- SR 240 highlighted in red

Route information
- Maintained by INDOT
- Length: 10.172 mi (16.370 km)

Major junctions
- West end: US 231 at Greencastle
- East end: SR 75 near Stilesville

Location
- Country: United States
- State: Indiana
- Counties: Putnam, Hendricks

Highway system
- Indiana State Highway System; Interstate; US; State; Scenic;
| ← SR 238 |  | → SR 241 |

= Indiana State Road 240 =

Highway in Indiana

State Road 240 in the U.S. state of Indiana is a short connector route in located in eastern Putnam County.

==Route description==
State Road 240 begins in Greencastle at U.S. Route 231 and travels east, leaving the Greencastle city limits after about 3 miles.

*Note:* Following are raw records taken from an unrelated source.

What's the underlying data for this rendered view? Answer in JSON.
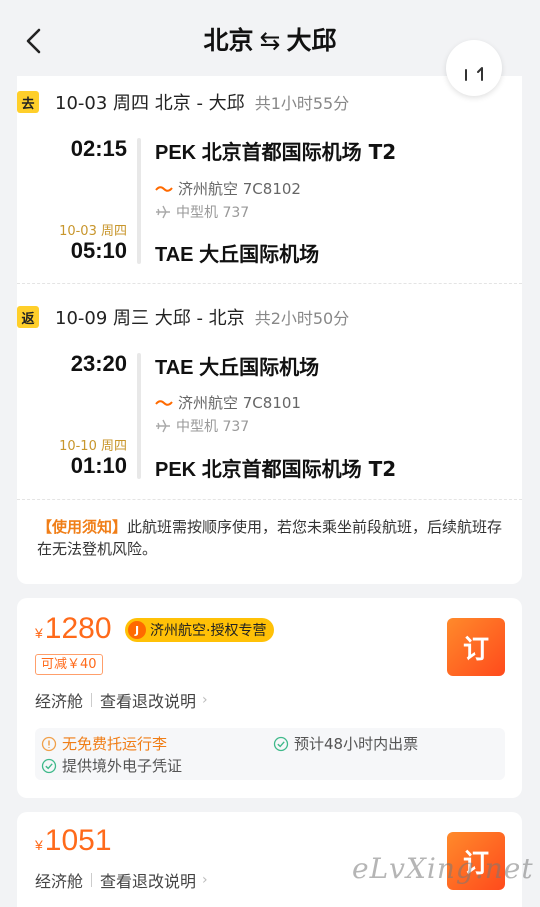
{
  "header": {
    "title_from": "北京",
    "title_swap": "⇆",
    "title_to": "大邱"
  },
  "outbound": {
    "tag": "去",
    "date": "10-03 周四 北京 - 大邱",
    "duration": "共1小时55分",
    "dep_time": "02:15",
    "dep_airport_code": "PEK",
    "dep_airport_name": "北京首都国际机场 T2",
    "airline": "济州航空 7C8102",
    "aircraft": "中型机 737",
    "arr_date": "10-03 周四",
    "arr_time": "05:10",
    "arr_airport_code": "TAE",
    "arr_airport_name": "大丘国际机场"
  },
  "return": {
    "tag": "返",
    "date": "10-09 周三 大邱 - 北京",
    "duration": "共2小时50分",
    "dep_time": "23:20",
    "dep_airport_code": "TAE",
    "dep_airport_name": "大丘国际机场",
    "airline": "济州航空 7C8101",
    "aircraft": "中型机 737",
    "arr_date": "10-10 周四",
    "arr_time": "01:10",
    "arr_airport_code": "PEK",
    "arr_airport_name": "北京首都国际机场 T2"
  },
  "notice": {
    "label": "【使用须知】",
    "text": "此航班需按顺序使用，若您未乘坐前段航班，后续航班存在无法登机风险。"
  },
  "offers": [
    {
      "currency": "¥",
      "price": "1280",
      "badge": "济州航空·授权专营",
      "badge_icon": "J",
      "discount": "可减￥40",
      "cabin": "经济舱",
      "refund_link": "查看退改说明",
      "chevron": "›",
      "book_label": "订",
      "info_warn": "无免费托运行李",
      "info_ticket": "预计48小时内出票",
      "info_voucher": "提供境外电子凭证"
    },
    {
      "currency": "¥",
      "price": "1051",
      "cabin": "经济舱",
      "refund_link": "查看退改说明",
      "chevron": "›",
      "book_label": "订"
    }
  ],
  "watermark": "eLvXing.net",
  "colors": {
    "accent_orange": "#ff6a1a",
    "tag_yellow": "#ffcf2a",
    "next_day_gold": "#c8962c"
  },
  "icons": {
    "back": "back-arrow-icon",
    "share": "share-icon",
    "airline_logo": "jejuair-logo-icon",
    "plane": "plane-icon",
    "warn": "info-circle-icon",
    "check": "check-circle-icon"
  }
}
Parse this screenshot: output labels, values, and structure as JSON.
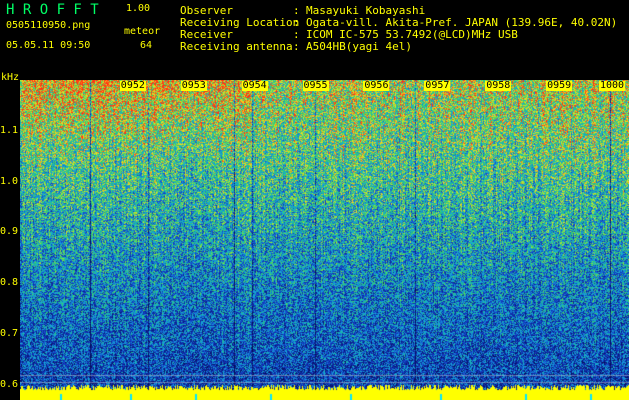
{
  "app": {
    "name": "H R O F F T",
    "version": "1.00"
  },
  "file": {
    "name": "0505110950.png",
    "datetime": "05.05.11 09:50"
  },
  "mode": {
    "label": "meteor",
    "count": "64"
  },
  "info": [
    {
      "key": "Observer",
      "sep": ":",
      "value": "Masayuki Kobayashi"
    },
    {
      "key": "Receiving Location",
      "sep": ":",
      "value": "Ogata-vill. Akita-Pref. JAPAN (139.96E, 40.02N)"
    },
    {
      "key": "Receiver",
      "sep": ":",
      "value": "ICOM IC-575 53.7492(@LCD)MHz USB"
    },
    {
      "key": "Receiving antenna",
      "sep": ":",
      "value": "A504HB(yagi 4el)"
    }
  ],
  "axis": {
    "unit": "kHz",
    "ylabels": [
      "1.1",
      "1.0",
      "0.9",
      "0.8",
      "0.7",
      "0.6"
    ],
    "yvalues": [
      1.1,
      1.0,
      0.9,
      0.8,
      0.7,
      0.6
    ],
    "ylim": [
      0.57,
      1.2
    ],
    "time_labels": [
      "0952",
      "0953",
      "0954",
      "0955",
      "0956",
      "0957",
      "0958",
      "0959",
      "1000"
    ],
    "time_minutes": [
      2,
      3,
      4,
      5,
      6,
      7,
      8,
      9,
      10
    ],
    "xlim": [
      0,
      10
    ]
  },
  "colors": {
    "background": "#000000",
    "title": "#00ff66",
    "text": "#ffff00",
    "spectrum_low": "#0a1a8c",
    "spectrum_high": "#ff3a1a",
    "baseline": "#ffff00"
  }
}
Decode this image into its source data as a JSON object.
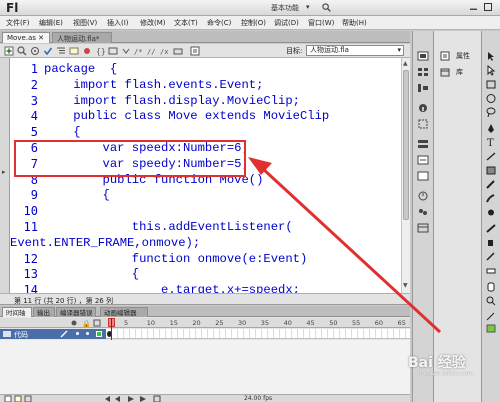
{
  "titlebar": {
    "app_logo": "Fl",
    "workspace": "基本功能",
    "workspace_chevron": "▾"
  },
  "menu": {
    "items": [
      "文件(F)",
      "编辑(E)",
      "视图(V)",
      "插入(I)",
      "修改(M)",
      "文本(T)",
      "命令(C)",
      "控制(O)",
      "调试(D)",
      "窗口(W)",
      "帮助(H)"
    ]
  },
  "tabs": [
    {
      "label": "Move.as ✕"
    },
    {
      "label": "人物运动.fla*"
    }
  ],
  "script_toolbar": {
    "target_label": "目标:",
    "target_value": "人物运动.fla"
  },
  "editor": {
    "lines": [
      {
        "num": "1",
        "text": "package  {"
      },
      {
        "num": "2",
        "text": "    import flash.events.Event;"
      },
      {
        "num": "3",
        "text": "    import flash.display.MovieClip;"
      },
      {
        "num": "4",
        "text": "    public class Move extends MovieClip"
      },
      {
        "num": "5",
        "text": "    {"
      },
      {
        "num": "6",
        "text": "        var speedx:Number=6;"
      },
      {
        "num": "7",
        "text": "        var speedy:Number=5;"
      },
      {
        "num": "8",
        "text": "        public function Move()"
      },
      {
        "num": "9",
        "text": "        {"
      },
      {
        "num": "10",
        "text": ""
      },
      {
        "num": "11",
        "text": "            this.addEventListener("
      },
      {
        "num": "",
        "text": "Event.ENTER_FRAME,onmove);"
      },
      {
        "num": "12",
        "text": "            function onmove(e:Event)"
      },
      {
        "num": "13",
        "text": "            {"
      },
      {
        "num": "14",
        "text": "                e.target.x+=speedx;"
      }
    ]
  },
  "status": {
    "text": "第 11 行 (共 20 行) ，第 26 列"
  },
  "timeline": {
    "tabs": [
      "时间轴",
      "输出",
      "编译器错误",
      "动画编辑器"
    ],
    "frame_numbers": [
      "5",
      "10",
      "15",
      "20",
      "25",
      "30",
      "35",
      "40",
      "45",
      "50",
      "55",
      "60",
      "65"
    ],
    "layer_name": "代码",
    "fps": "24.00 fps"
  },
  "panels": {
    "properties_label": "属性",
    "library_label": "库"
  },
  "watermark": {
    "text": "Bai 经验",
    "sub": "jingyan.baidu.com"
  },
  "colors": {
    "code_text": "#0000cc",
    "annotation": "#e03030",
    "layer_selected": "#4a6ea8"
  }
}
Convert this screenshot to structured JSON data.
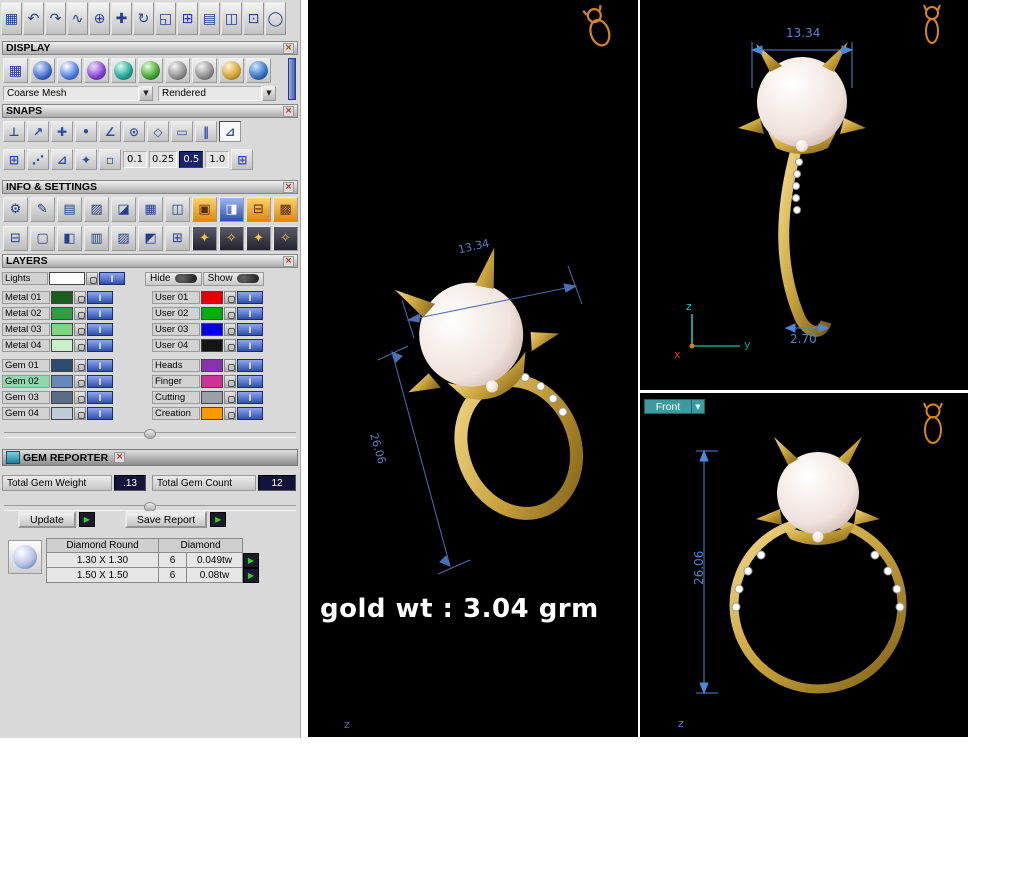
{
  "display": {
    "title": "DISPLAY",
    "mesh_mode": "Coarse Mesh",
    "render_mode": "Rendered"
  },
  "snaps": {
    "title": "SNAPS",
    "values": [
      "0.1",
      "0.25",
      "0.5",
      "1.0"
    ],
    "selected": "0.5"
  },
  "info": {
    "title": "INFO & SETTINGS"
  },
  "layers": {
    "title": "LAYERS",
    "lights_label": "Lights",
    "lights_color": "#ffffff",
    "hide_label": "Hide",
    "show_label": "Show",
    "i_label": "I",
    "left": [
      {
        "label": "Metal 01",
        "color": "#1d5c20"
      },
      {
        "label": "Metal 02",
        "color": "#2f9e3f"
      },
      {
        "label": "Metal 03",
        "color": "#7ed77e"
      },
      {
        "label": "Metal 04",
        "color": "#c9eec9"
      },
      {
        "label": "Gem 01",
        "color": "#2e4b6e"
      },
      {
        "label": "Gem 02",
        "color": "#6688bb"
      },
      {
        "label": "Gem 03",
        "color": "#5a6c85"
      },
      {
        "label": "Gem 04",
        "color": "#c0cbd8"
      }
    ],
    "right": [
      {
        "label": "User 01",
        "color": "#e00000"
      },
      {
        "label": "User 02",
        "color": "#00b000"
      },
      {
        "label": "User 03",
        "color": "#0000e0"
      },
      {
        "label": "User 04",
        "color": "#151515"
      },
      {
        "label": "Heads",
        "color": "#8833aa"
      },
      {
        "label": "Finger",
        "color": "#cc3399"
      },
      {
        "label": "Cutting",
        "color": "#9aa0a8"
      },
      {
        "label": "Creation",
        "color": "#ff9900"
      }
    ]
  },
  "gem_reporter": {
    "title": "GEM REPORTER",
    "weight_label": "Total Gem Weight",
    "weight_value": ".13",
    "count_label": "Total Gem Count",
    "count_value": "12",
    "update_label": "Update",
    "save_label": "Save Report",
    "table": {
      "col_shape": "Diamond Round",
      "col_type": "Diamond",
      "rows": [
        {
          "size": "1.30 X 1.30",
          "count": "6",
          "weight": "0.049tw"
        },
        {
          "size": "1.50 X 1.50",
          "count": "6",
          "weight": "0.08tw"
        }
      ]
    }
  },
  "viewports": {
    "main": {
      "dim_width": "13.34",
      "dim_height": "26.06",
      "weight_text": "gold wt : 3.04 grm",
      "axis_z": "z"
    },
    "side": {
      "dim_width": "13.34",
      "dim_thickness": "2.70",
      "axis_x": "x",
      "axis_y": "y",
      "axis_z": "z"
    },
    "front": {
      "view_label": "Front",
      "dim_height": "26.06",
      "axis_z": "z"
    }
  },
  "colors": {
    "accent_blue": "#3050b0",
    "dim_line": "#4a6fb5",
    "gold": "#c8a23c",
    "viewport_bg": "#000000",
    "front_drop": "#3d9aa0"
  },
  "icons": {
    "close": "×",
    "dropdown_arrow": "▼",
    "play": "▶",
    "collapse": "o",
    "top": [
      "▦",
      "↶",
      "↷",
      "∿",
      "⊕",
      "✚",
      "↻",
      "◱",
      "⊞",
      "▤",
      "◫",
      "⊡",
      "◯"
    ],
    "display_grid": "▦",
    "snaps1": [
      "⊥",
      "↗",
      "✚",
      "•",
      "∠",
      "⊙",
      "◇",
      "▭",
      "‖",
      "⊿"
    ],
    "snaps2_lead": [
      "⊞",
      "⋰",
      "⊿",
      "✦",
      "▫"
    ],
    "snaps2_tail": "⊞",
    "info1": [
      "⚙",
      "✎",
      "▤",
      "▨",
      "◪",
      "▦",
      "◫"
    ],
    "info1_tiles": [
      "▣",
      "◨",
      "⊟",
      "▩"
    ],
    "info2": [
      "⊟",
      "▢",
      "◧",
      "▥",
      "▨",
      "◩",
      "⊞"
    ],
    "info2_tiles": [
      "✦",
      "✧",
      "✦",
      "✧"
    ]
  }
}
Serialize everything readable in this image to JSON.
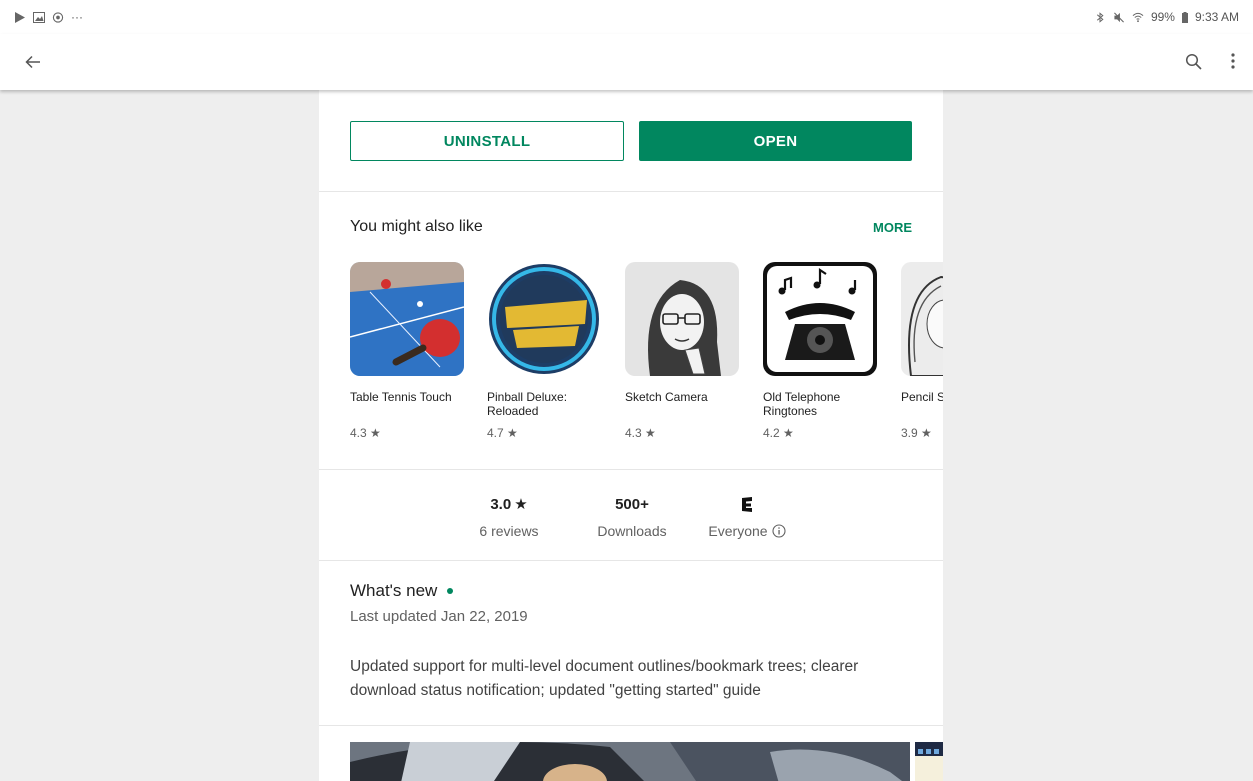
{
  "status_bar": {
    "battery": "99%",
    "time": "9:33 AM",
    "notification_more": "···"
  },
  "actions": {
    "uninstall_label": "UNINSTALL",
    "open_label": "OPEN"
  },
  "similar": {
    "title": "You might also like",
    "more_label": "MORE",
    "apps": [
      {
        "name": "Table Tennis Touch",
        "rating": "4.3 ★"
      },
      {
        "name": "Pinball Deluxe: Reloaded",
        "rating": "4.7 ★"
      },
      {
        "name": "Sketch Camera",
        "rating": "4.3 ★"
      },
      {
        "name": "Old Telephone Ringtones",
        "rating": "4.2 ★"
      },
      {
        "name": "Pencil Sketch",
        "rating": "3.9 ★"
      }
    ]
  },
  "stats": {
    "rating_value": "3.0",
    "rating_star": "★",
    "reviews": "6 reviews",
    "downloads_value": "500+",
    "downloads_label": "Downloads",
    "content_rating": "Everyone"
  },
  "whats_new": {
    "title": "What's new",
    "date": "Last updated Jan 22, 2019",
    "body": "Updated support for multi-level document outlines/bookmark trees; clearer download status notification; updated \"getting started\" guide"
  },
  "colors": {
    "accent": "#01875f",
    "background": "#eeeeee",
    "card": "#ffffff"
  }
}
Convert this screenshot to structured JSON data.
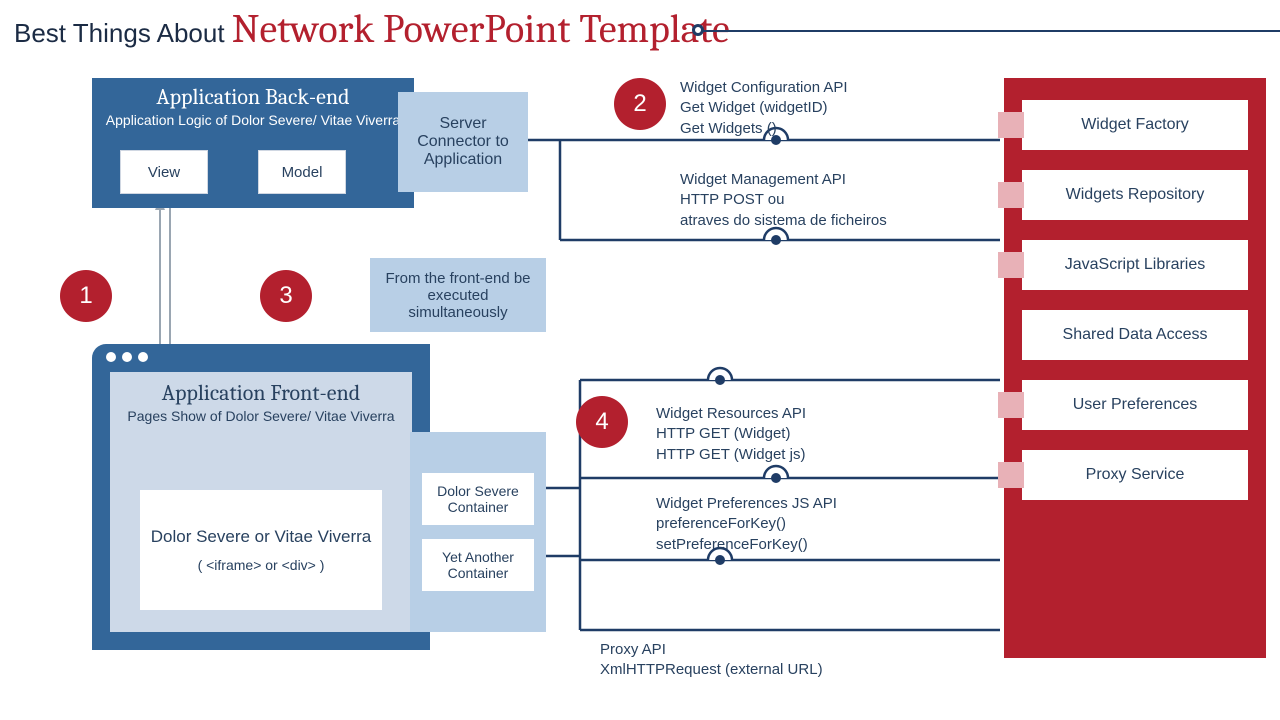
{
  "title": {
    "prefix": "Best Things About ",
    "accent": "Network PowerPoint Template"
  },
  "badges": {
    "n1": "1",
    "n2": "2",
    "n3": "3",
    "n4": "4"
  },
  "backend": {
    "heading": "Application Back-end",
    "sub": "Application Logic of Dolor Severe/ Vitae Viverra",
    "view": "View",
    "model": "Model"
  },
  "server_connector": "Server Connector to Application",
  "exec_note": "From the front-end be executed simultaneously",
  "frontend": {
    "heading": "Application Front-end",
    "sub": "Pages Show of Dolor Severe/ Vitae Viverra",
    "content_main": "Dolor Severe or Vitae Viverra",
    "content_sub": "( <iframe> or <div> )"
  },
  "containers": {
    "c1": "Dolor Severe Container",
    "c2": "Yet Another Container"
  },
  "apis": {
    "a1_l1": "Widget Configuration API",
    "a1_l2": "Get Widget (widgetID)",
    "a1_l3": "Get Widgets ()",
    "a2_l1": "Widget Management API",
    "a2_l2": "HTTP POST ou",
    "a2_l3": "atraves do sistema de ficheiros",
    "a3_l1": "Widget Resources API",
    "a3_l2": "HTTP GET (Widget)",
    "a3_l3": "HTTP GET (Widget js)",
    "a4_l1": "Widget Preferences JS API",
    "a4_l2": "preferenceForKey()",
    "a4_l3": "setPreferenceForKey()",
    "a5_l1": "Proxy API",
    "a5_l2": "XmlHTTPRequest (external URL)"
  },
  "right_items": {
    "r1": "Widget Factory",
    "r2": "Widgets Repository",
    "r3": "JavaScript Libraries",
    "r4": "Shared Data Access",
    "r5": "User Preferences",
    "r6": "Proxy Service"
  }
}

At mile 9.18 it hits the county line between Putnam and Hendricks counties, and travels along this line until it reaches State Road 75 just north of its intersection with U.S. Route 40. This road provides a direct route from Greencastle toward Indianapolis.

==Major intersections==

| Location | mi | km | Destinations | Notes |
| Greencastle | 0.000 | 0.000 | US 231 Veterans Memorial Highway | Western terminus of SR 240; roadway continues west as Veterans Memorial Highway |
| Jefferson Township | 10.172 | 16.370 | SR 75 – Coatesville, Jamestown | Eastern terminus of SR 240; roadway continues east as 200S |
1.000 mi = 1.609 km; 1.000 km = 0.621 mi

==History==
Prior to the construction of Veterans' Memorial Highway, State Road 240 followed Indianapolis Road into Greencastle. When Indianapolis Road terminated at East Washington Street, State Road 240 followed Washington Street towards downtown Greencastle, where it terminated at that road's junction with US 231 (Bloomington Street).